Will Citibank get its money’s worth? That depends in part on how well Janette Sadik-Khan has done her job. Back in November, The New York Times architecture critic Michael Kimmelman wrote about a ride-along that he did with Sadik-Khan, who is the city’s transit czar. She has led the charge to turn the city into a more bike-friendly place, and she has her work cut out for her. “The resistance of New Yorkers to new transportation ideas harks back, as Ms. Sadik-Khan likes to point out, to protests against the introduction of the IRT subway a century ago, and to the implementation of the grid street plan a century before that,” Kimmelman wrote back in November. “Progress can be hard to accept.”

His prescription was hard to accept for many readers, as he followed up to say the next day. “Boy, there’s a load of free-floating anger out there,” Kimmelman wrote. (As if this were some great revelation about New York.)

Kimmelman continued:

That bikes might assume a larger share of the room now occupied by pedestrians and cars naturally rattles those who don’t bike. But surely, as in other big cities, a richer streetscape can evolve from a new, permanent architecture that includes bike lanes. They already have increased safety where they have been installed, if we’re to believe the transportation department.

Last I checked, there is no constitutional right that turns our roads exclusively over to cars or that guarantees parking spaces to drivers.

Arguably, though, this mind-set is in fact locked in at the policy stage. Kimmelman advocates for “the permanent and consistent architecture of lanes needed to increase safety, reduce car traffic and encourage more people to ride.” But reducing car traffic won’t happen so long as developers and policymakers insist on statutory parking minimums, as they do in most cities. Sadik-Kahn’s well-manicured bike lanes cannot do as much to reduce car traffic as reducing the parking minimums that drive up housing costs, stymie density in urban interiors, and serve as a regressive subsidy for car owners. (All of those things are bad for building a critical mass for public transit options such as bike ridership.)

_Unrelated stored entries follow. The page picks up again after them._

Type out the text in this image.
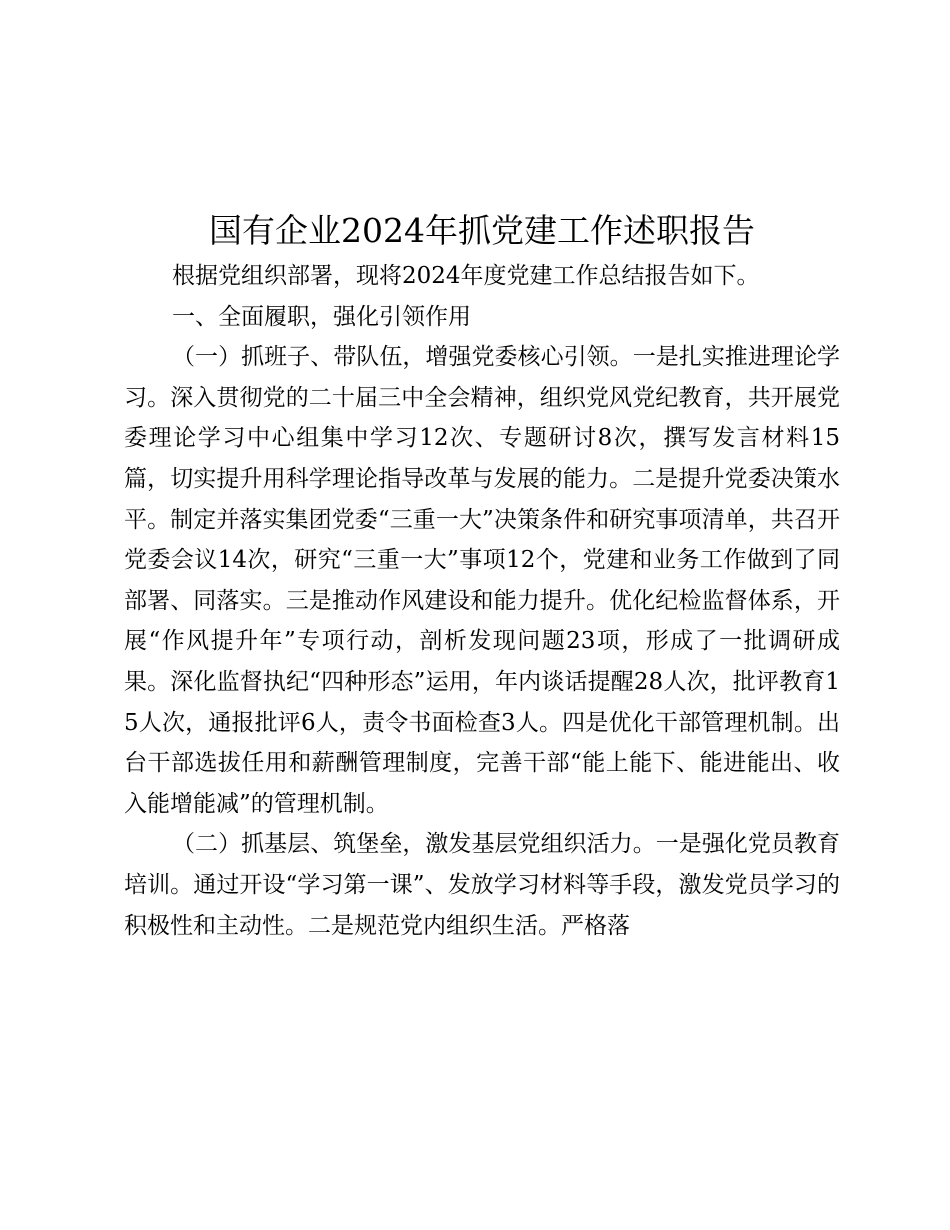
国有企业2024年抓党建工作述职报告

根据党组织部署，现将2024年度党建工作总结报告如下。

一、全面履职，强化引领作用

（一）抓班子、带队伍，增强党委核心引领。一是扎实推进理论学习。深入贯彻党的二十届三中全会精神，组织党风党纪教育，共开展党委理论学习中心组集中学习12次、专题研讨8次，撰写发言材料15篇，切实提升用科学理论指导改革与发展的能力。二是提升党委决策水平。制定并落实集团党委“三重一大”决策条件和研究事项清单，共召开党委会议14次，研究“三重一大”事项12个，党建和业务工作做到了同部署、同落实。三是推动作风建设和能力提升。优化纪检监督体系，开展“作风提升年”专项行动，剖析发现问题23项，形成了一批调研成果。深化监督执纪“四种形态”运用，年内谈话提醒28人次，批评教育15人次，通报批评6人，责令书面检查3人。四是优化干部管理机制。出台干部选拔任用和薪酬管理制度，完善干部“能上能下、能进能出、收入能增能减”的管理机制。

（二）抓基层、筑堡垒，激发基层党组织活力。一是强化党员教育培训。通过开设“学习第一课”、发放学习材料等手段，激发党员学习的积极性和主动性。二是规范党内组织生活。严格落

Bike lanes could help to bring about a change to this policy mind-set, though. Matthew Yglesias notes in Slate that renters in Chicago don’t appear to want as much parking as the city insists on through its parking minimums. There are efforts in Seattle and Cincinnati to roll back parking minimums or eliminate them altogether.

Ultimately, Citigroup is partially subsidizing a new form of public transportation. Enforcing the rules regarding bike lanes (rules that New Yorkers routinely ignore) will help to make that stick. But to change the urban fabric of New York City will require a look at the statutory reasons that no big American city resembles its big European counterparts when it comes to bike ridership. As for the New York anger-management issues, biking may be the perfect anodyne for neurotic rage.